What a shame that the show is so determined to generate laughs, because there's alot of melancholy at its core, and I wish it would explore that more.  At its best, Roadies gracefully depicts how sad and lonely life on the road can be.  These characters are always moving around with no place to call home.  The relationships they form in certain cities cannot sustain themselves.  They're constantly cycling from large, sterile arenas to cramped, dehumanizing tour buses.  And all of this work is for a band that probably doesn't know all of their names, and fans who definitely don't.  The show doesn't necessarily need to become a bleak drama, but leaning into its dramatic elements would add layers that could help sell everything it has to offer.

Despite my love of the sadness at the center of the show, I do think when its frothiness works, it works really well.  Ultimately, that's what makes Roadies so enjoyable and easy to watch -- even its melancholy is light and low-stakes.  Cameron Crowe's golden-hued earnestness can be a little silly, but it goes down easily, which makes for an extremely relaxing viewing experience.  Roadies doesn't ask much from its audience, save the ability to stomach a bunch of indulgent musician cameos.  Maybe it's the minimal risk that makes the show's flaws simple to shrug off and its high points so charming.

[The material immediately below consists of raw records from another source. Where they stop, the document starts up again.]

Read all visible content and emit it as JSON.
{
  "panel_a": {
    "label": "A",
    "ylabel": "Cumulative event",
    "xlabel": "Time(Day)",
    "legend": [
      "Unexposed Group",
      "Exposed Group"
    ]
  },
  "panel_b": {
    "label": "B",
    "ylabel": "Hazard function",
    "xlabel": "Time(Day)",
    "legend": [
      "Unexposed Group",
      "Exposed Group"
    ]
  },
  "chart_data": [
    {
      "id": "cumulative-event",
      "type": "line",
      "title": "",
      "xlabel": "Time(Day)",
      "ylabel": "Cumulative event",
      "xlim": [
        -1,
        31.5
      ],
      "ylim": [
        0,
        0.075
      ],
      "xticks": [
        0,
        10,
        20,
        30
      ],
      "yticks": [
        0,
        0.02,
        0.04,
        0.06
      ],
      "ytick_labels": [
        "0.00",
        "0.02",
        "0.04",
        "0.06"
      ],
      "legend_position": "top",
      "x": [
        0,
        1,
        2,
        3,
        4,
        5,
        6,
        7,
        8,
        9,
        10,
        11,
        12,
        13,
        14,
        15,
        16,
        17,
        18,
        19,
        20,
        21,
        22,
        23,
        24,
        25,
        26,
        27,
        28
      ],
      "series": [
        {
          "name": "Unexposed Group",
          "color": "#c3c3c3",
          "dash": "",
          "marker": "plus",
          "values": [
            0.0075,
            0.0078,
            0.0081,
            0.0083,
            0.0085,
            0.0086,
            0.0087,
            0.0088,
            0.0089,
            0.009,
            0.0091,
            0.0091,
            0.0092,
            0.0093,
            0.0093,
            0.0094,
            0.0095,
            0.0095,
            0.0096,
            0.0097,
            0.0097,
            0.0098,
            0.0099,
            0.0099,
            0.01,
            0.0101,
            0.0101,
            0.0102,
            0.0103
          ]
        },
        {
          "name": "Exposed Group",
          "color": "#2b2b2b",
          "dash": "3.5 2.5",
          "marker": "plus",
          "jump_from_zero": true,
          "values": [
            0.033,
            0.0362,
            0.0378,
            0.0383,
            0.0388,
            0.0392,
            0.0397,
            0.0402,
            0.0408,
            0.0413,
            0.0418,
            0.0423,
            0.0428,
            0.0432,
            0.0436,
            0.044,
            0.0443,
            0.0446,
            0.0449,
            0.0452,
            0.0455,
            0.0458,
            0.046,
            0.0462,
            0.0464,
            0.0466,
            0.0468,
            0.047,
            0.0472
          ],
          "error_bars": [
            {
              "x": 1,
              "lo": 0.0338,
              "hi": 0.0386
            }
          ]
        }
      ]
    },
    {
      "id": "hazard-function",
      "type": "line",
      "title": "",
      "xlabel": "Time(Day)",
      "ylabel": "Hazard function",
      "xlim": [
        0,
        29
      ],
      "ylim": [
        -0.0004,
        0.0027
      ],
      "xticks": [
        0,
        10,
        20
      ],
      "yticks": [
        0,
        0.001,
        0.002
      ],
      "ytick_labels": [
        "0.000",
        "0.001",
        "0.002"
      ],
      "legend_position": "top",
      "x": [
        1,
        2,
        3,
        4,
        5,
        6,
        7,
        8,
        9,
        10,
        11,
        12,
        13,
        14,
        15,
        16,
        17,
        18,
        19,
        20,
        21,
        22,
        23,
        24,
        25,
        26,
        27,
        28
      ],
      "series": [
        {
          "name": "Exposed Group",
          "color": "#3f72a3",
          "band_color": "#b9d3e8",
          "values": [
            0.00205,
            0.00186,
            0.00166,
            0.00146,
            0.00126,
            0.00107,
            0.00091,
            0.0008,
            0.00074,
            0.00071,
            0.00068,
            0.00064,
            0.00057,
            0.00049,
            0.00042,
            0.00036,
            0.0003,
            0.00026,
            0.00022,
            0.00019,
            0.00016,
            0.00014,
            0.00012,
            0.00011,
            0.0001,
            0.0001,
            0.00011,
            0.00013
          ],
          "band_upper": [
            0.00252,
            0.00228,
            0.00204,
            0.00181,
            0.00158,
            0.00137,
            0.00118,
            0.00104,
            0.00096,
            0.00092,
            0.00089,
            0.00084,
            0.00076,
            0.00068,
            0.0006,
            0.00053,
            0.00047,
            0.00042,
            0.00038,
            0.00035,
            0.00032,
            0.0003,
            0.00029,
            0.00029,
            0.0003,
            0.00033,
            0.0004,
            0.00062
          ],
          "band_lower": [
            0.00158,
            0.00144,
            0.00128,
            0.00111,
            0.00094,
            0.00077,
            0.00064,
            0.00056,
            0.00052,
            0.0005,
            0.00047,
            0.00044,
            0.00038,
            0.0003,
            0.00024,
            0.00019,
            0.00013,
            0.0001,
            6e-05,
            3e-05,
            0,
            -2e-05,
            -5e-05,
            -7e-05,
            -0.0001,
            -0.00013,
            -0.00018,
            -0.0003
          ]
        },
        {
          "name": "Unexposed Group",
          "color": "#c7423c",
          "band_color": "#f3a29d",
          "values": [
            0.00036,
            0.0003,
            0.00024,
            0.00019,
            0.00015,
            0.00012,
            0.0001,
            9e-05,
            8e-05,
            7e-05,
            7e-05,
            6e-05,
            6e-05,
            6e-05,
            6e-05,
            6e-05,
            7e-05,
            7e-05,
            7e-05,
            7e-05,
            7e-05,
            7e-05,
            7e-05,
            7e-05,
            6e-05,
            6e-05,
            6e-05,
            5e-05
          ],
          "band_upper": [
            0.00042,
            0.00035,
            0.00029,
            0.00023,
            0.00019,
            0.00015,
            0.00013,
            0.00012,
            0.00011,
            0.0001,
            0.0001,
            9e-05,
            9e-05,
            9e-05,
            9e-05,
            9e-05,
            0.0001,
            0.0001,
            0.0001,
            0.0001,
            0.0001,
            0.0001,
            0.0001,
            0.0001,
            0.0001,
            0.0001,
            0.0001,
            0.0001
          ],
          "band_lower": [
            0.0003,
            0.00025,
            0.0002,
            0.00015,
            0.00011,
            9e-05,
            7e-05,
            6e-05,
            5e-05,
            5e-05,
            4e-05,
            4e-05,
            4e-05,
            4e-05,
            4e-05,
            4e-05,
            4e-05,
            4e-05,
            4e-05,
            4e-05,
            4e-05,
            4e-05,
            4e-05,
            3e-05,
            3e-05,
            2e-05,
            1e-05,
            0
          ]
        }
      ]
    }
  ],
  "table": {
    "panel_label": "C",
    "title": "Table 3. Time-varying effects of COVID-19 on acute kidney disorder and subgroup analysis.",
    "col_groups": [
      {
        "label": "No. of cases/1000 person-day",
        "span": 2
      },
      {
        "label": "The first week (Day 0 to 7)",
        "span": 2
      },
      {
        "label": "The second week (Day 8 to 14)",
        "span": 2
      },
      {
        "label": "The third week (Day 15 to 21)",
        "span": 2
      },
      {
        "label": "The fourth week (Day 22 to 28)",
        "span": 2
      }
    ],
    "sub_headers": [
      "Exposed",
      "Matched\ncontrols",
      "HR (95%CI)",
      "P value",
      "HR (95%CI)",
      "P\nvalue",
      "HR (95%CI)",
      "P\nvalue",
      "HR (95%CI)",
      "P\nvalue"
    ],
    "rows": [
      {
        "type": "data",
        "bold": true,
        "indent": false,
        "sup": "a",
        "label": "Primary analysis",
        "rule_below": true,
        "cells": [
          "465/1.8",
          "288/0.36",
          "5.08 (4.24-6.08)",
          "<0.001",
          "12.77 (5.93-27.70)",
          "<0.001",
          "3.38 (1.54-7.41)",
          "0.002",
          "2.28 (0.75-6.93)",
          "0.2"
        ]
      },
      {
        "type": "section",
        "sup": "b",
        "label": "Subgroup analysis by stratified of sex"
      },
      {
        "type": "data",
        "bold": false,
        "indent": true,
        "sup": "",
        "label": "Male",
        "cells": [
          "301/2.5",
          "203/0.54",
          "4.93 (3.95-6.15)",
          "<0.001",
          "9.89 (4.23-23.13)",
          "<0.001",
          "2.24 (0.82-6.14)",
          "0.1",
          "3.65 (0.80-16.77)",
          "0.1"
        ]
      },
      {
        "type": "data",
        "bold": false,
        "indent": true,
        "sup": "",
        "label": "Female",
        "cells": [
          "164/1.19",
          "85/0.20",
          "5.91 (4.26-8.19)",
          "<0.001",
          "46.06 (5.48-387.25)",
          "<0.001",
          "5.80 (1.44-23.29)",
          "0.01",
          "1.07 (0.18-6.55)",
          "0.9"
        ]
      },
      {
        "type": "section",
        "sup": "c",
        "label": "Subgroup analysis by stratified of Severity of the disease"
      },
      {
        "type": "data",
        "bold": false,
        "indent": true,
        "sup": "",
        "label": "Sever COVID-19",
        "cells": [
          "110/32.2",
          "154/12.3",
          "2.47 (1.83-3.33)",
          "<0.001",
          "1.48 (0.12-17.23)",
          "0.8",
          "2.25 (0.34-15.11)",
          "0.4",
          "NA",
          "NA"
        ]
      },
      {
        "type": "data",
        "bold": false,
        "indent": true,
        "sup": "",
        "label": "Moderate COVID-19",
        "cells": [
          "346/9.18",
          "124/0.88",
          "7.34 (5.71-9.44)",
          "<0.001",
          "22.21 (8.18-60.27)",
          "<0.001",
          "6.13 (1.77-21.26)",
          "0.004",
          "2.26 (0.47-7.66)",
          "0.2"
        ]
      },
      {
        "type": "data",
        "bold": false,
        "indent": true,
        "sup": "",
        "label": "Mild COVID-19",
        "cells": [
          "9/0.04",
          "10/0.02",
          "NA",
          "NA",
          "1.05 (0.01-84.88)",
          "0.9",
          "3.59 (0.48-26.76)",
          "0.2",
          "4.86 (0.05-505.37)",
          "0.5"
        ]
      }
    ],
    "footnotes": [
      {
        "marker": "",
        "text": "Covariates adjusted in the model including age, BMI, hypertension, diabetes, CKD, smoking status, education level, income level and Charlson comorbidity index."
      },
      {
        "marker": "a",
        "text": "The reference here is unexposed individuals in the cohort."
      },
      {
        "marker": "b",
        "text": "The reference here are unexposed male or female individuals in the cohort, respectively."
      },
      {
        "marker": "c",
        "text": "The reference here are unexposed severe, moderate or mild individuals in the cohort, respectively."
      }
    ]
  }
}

No episode better embodies the push and pull between that capacity for greatness and pure trash than Sunday's installment, "The City Whose Name Must Not Be Spoken."  In it, the crew finds their rare day off thwarted when Reg breaks a sacred rule by uttering the word "Cincinnati" on the tour bus, forcing everyone to go through the bizarre, difficult process of breaking the curse inflicted on them.  The break from the usual concert prepping structure allows for the show to play around in its sweet spot, making ample time for the characters to just hang out and bounce off of each other.  What makes these people fascinating is learning all of the rituals and superstitions and shared history they have.  At a certain point though, the follow-through on everyone trying to break this curse becomes over-the-top and insufferable.  And between all of those lovely hangout moments comes annoying antics that threaten to ruin the goodwill built up a minute earlier.

This is the kind of episode that has that great scene in the beginning with the ladies of the crew using what little time they have to maintain their hygiene between cities.  Then it has scenes where it continues to try and push romance onto Kelly Ann and Reg, an awkward road best not traveled down.  There's a beautiful shared moment that the crew has while My Morning Jacket's Jim James -- oh yeah, he's in this episode for some reason -- performs a song by The Who.  But then there's also a moment where it checks in on former crewmember Phil, who is literally in outer space.  I wish I was kidding.

So Roadies isn't actually good, but it has the tools in place to get there.  The cast is appealing, the vibe is nice, and the show really does seem to be trying.  I can see this becoming a mix between Party Down (finding unique stories to tell within each week's venue) and Slings & Arrows (a behind the scenes series about performers and those who make those performances happen).  But even if it never does reach those heights, that wouldn't be so bad, because it's already one of the shows I most look forward to every week.  Let's hope it does get better though, so I could at least feel less bad about loving it so much.